SED-Zeichen CDU fordert Verbot von DDR-Symbolen

Foto: Bertold Fabricius

Im Treptower Park kam es zu einem Aufmarsch ehemaliger Stasi-Mitarbeiter. Nun fordern immer mehr Politiker ein Verbot von Symbolen des alten Regimes - nach dem Vorbild einiger osteuropäischer Staaten.

Nach dem Aufmarsch von Uniformierten eines ehemaligen Stasi-Wachregiments Anfang Mai im Treptower Park verstärken sich die Überlegungen, Symbole der DDR wie etwa Uniformen zu verbieten. Solch eine "Provokation" dürfe sich nicht wiederholen, sagte der Vorsitzende der Bundestagsfraktion von CDU/CSU, Volker Kauder, der Berliner Morgenpost.

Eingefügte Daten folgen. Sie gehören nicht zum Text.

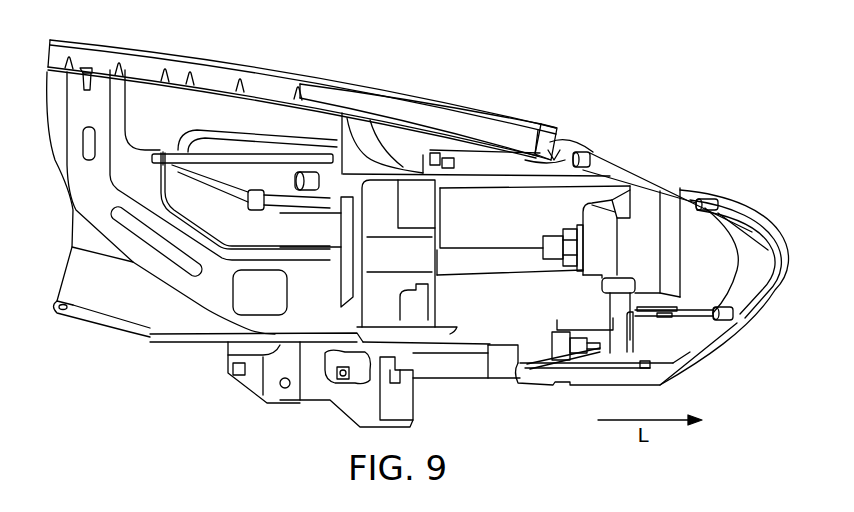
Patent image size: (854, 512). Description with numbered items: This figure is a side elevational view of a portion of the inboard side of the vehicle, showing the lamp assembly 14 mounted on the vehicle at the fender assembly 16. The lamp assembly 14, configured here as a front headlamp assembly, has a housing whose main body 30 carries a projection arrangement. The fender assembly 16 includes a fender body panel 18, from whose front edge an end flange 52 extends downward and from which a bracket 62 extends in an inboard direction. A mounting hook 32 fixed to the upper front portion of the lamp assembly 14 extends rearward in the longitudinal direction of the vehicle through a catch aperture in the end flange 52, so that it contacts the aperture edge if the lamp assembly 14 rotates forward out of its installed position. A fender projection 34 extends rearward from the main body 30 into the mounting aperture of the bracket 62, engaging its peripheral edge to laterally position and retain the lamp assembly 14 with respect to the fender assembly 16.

The lamp assembly 14 is at (640, 182).
The fender assembly 16 is at (551, 112).
The fender body panel 18 is at (212, 52).
The main body 30 is at (743, 237).
The mounting hook 32 is at (578, 152).
The fender projection 34 is at (177, 160).
The end flange 52 is at (560, 136).
The bracket 62 is at (126, 108).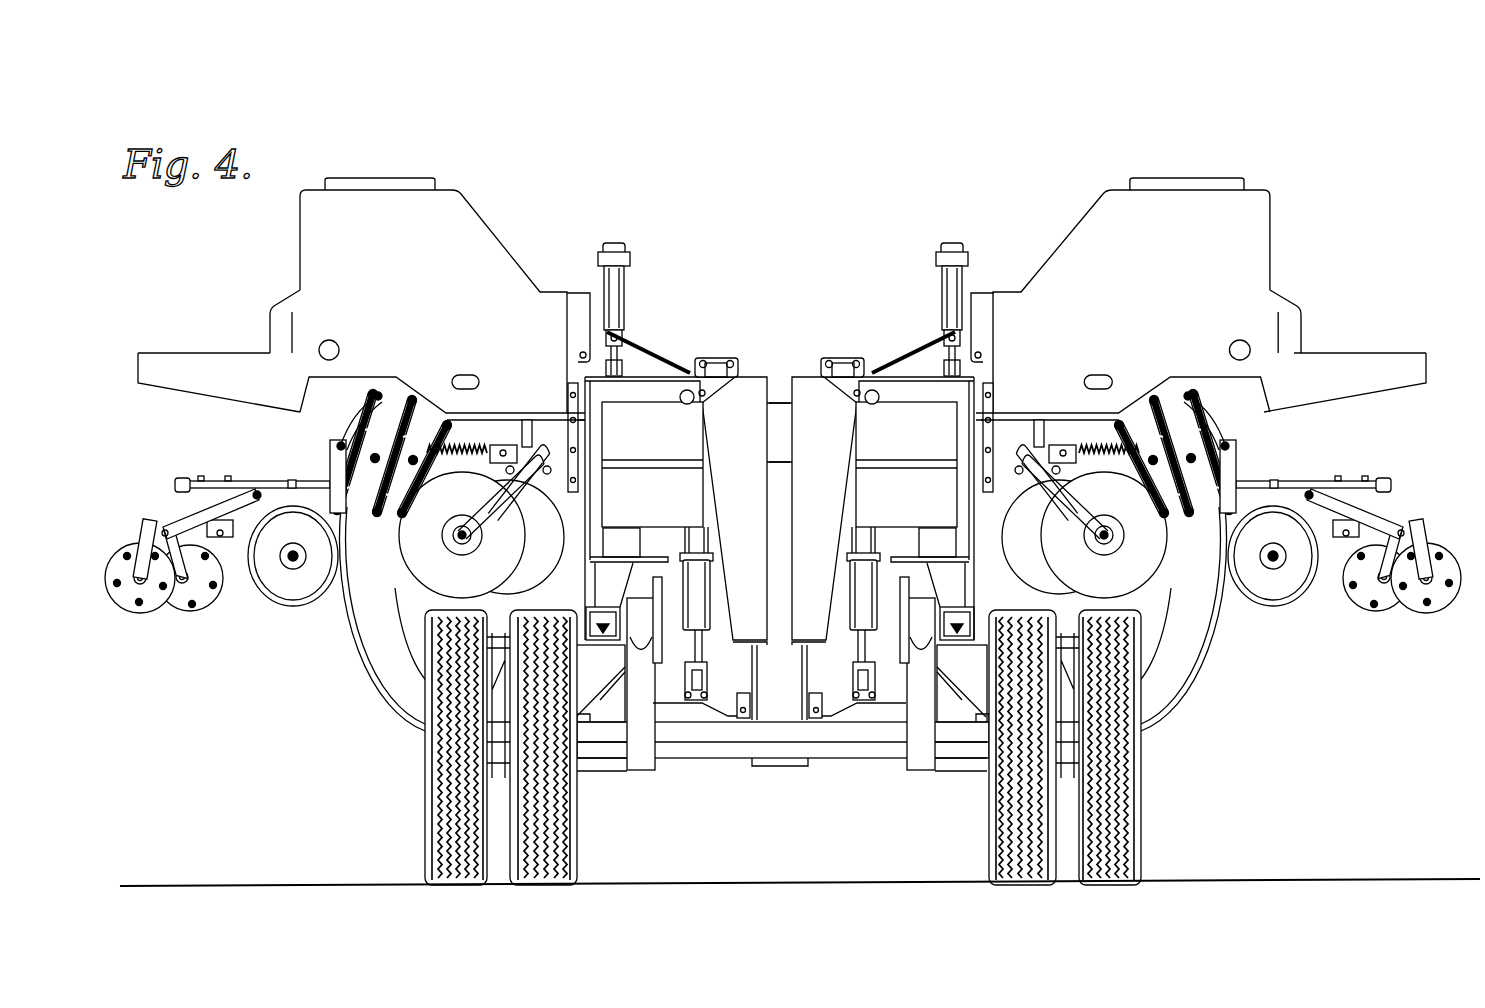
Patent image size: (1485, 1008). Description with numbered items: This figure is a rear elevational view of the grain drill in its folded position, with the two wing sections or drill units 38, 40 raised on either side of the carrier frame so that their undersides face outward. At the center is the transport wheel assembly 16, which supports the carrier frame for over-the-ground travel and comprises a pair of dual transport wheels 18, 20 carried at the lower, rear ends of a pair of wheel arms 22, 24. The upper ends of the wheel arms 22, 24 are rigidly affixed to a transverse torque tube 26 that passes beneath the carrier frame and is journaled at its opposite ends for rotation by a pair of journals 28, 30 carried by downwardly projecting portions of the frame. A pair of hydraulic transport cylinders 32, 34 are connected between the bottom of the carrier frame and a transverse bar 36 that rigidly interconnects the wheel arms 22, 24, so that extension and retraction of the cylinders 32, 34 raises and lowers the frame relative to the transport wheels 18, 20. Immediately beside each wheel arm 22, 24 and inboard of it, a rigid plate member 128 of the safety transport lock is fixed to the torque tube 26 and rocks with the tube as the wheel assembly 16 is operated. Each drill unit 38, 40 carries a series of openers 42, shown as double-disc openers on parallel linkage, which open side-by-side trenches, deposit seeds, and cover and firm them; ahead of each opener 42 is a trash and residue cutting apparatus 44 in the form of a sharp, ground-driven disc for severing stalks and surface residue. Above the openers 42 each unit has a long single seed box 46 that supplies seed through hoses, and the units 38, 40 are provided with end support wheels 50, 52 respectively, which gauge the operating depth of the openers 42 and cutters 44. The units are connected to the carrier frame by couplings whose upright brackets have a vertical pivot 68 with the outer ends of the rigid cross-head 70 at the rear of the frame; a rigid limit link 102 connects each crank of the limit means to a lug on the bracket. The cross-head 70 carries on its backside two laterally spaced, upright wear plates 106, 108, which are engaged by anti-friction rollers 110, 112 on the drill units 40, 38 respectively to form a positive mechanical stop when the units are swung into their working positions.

The transport wheel assembly 16 is at (722, 776).
The dual transport wheel 18 is at (1128, 825).
The dual transport wheel 20 is at (447, 823).
The wheel arm 22 is at (913, 703).
The wheel arm 24 is at (640, 698).
The torque tube 26 is at (720, 626).
The journal 28 is at (952, 640).
The journal 30 is at (603, 640).
The hydraulic transport cylinder 32 is at (845, 573).
The hydraulic transport cylinder 34 is at (697, 573).
The transverse bar 36 is at (820, 753).
The drill unit 38 is at (1252, 143).
The drill unit 40 is at (237, 305).
The opener 42 is at (240, 603).
The trash and residue cutting apparatus 44 is at (428, 575).
The seed box 46 is at (333, 215).
The end support wheel 50 is at (1208, 704).
The end support wheel 52 is at (392, 682).
The vertical pivot 68 is at (627, 390).
The cross-head 70 is at (652, 420).
The limit link 102 is at (622, 285).
The wear plate 106 is at (748, 390).
The wear plate 108 is at (810, 393).
The anti-friction roller 110 is at (583, 350).
The anti-friction roller 112 is at (978, 298).
The plate member 128 is at (658, 630).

Der Aufmarsch habe "die Opfer der unmenschlichen SED-Diktatur" verhöhnt, die "über Jahrzehnte bedrängt und verfolgt" worden seien, so Kauder. "Wir von der CDU/CSU-Bundestagsfraktion werden den Vorfall noch einmal zum Anlass nehmen, über ein strafrechtliches Verbot des Tragens von Symbolen des SED-Staats nachzudenken", erklärte der Fraktionsvorsitzende. Bereits 2011 hatte die CDU auf ihrem Bundesparteitag in Leipzig beschlossen, prüfen zu lassen, ob die Verbreitung und Verwendung von Symbolen, die "in besonderer Weise für das SED-Unrechtsregime stehen", untersagt werden könnten. Der Prüfauftrag, den die Junge Union eingebracht hatte, blieb aber ergebnislos.

In einigen osteuropäischen Staaten sind Symbole bereits verboten

Mit dem jüngsten Aufmarsch am Sowjetischen Ehrenmal im Treptower Park sei eine "neue, unerträgliche Dimension" der Verhöhnung der Opfer erreicht worden, heißt es in einem Brief des Spandauer CDU-Bundestagsabgeordneten und Generalsekretärs der Berliner CDU, Kai Wegner, an Fraktionschef Kauder. Wegner fordert Kauder darin auf zu prüfen, ob die Koalition für ein Verbot der SED-Symbole eine Gesetzesinitiative starten könne. Als Beispiel nennt Wegner einige osteuropäische Staaten. In Ungarn, Lettland und Tschechien gibt es beispielsweise entsprechende Verbote.

Auch an Berlins Finanzsenator Ulrich Nußbaum (parteilos, für die SPD) wandte sich Wegner schriftlich mit dem Anliegen, dem Traditionsverein Nationale Volksarmee e.V. die Gemeinnützigkeit zu entziehen. Gemeinnützige Vereine erhalten Steuervergünstigungen. In diesem Fall jedoch schade die "geschichtsvergessene Klientelpolitik für Stasi-Täter und SED-Nostalgiker" dem Allgemeinwohl, so Wegner. Ob der NVA-Verein nun überprüft wird, konnte ein Sprecher Nußbaums unter Hinweis auf das Steuergeheimnis aber nicht sagen.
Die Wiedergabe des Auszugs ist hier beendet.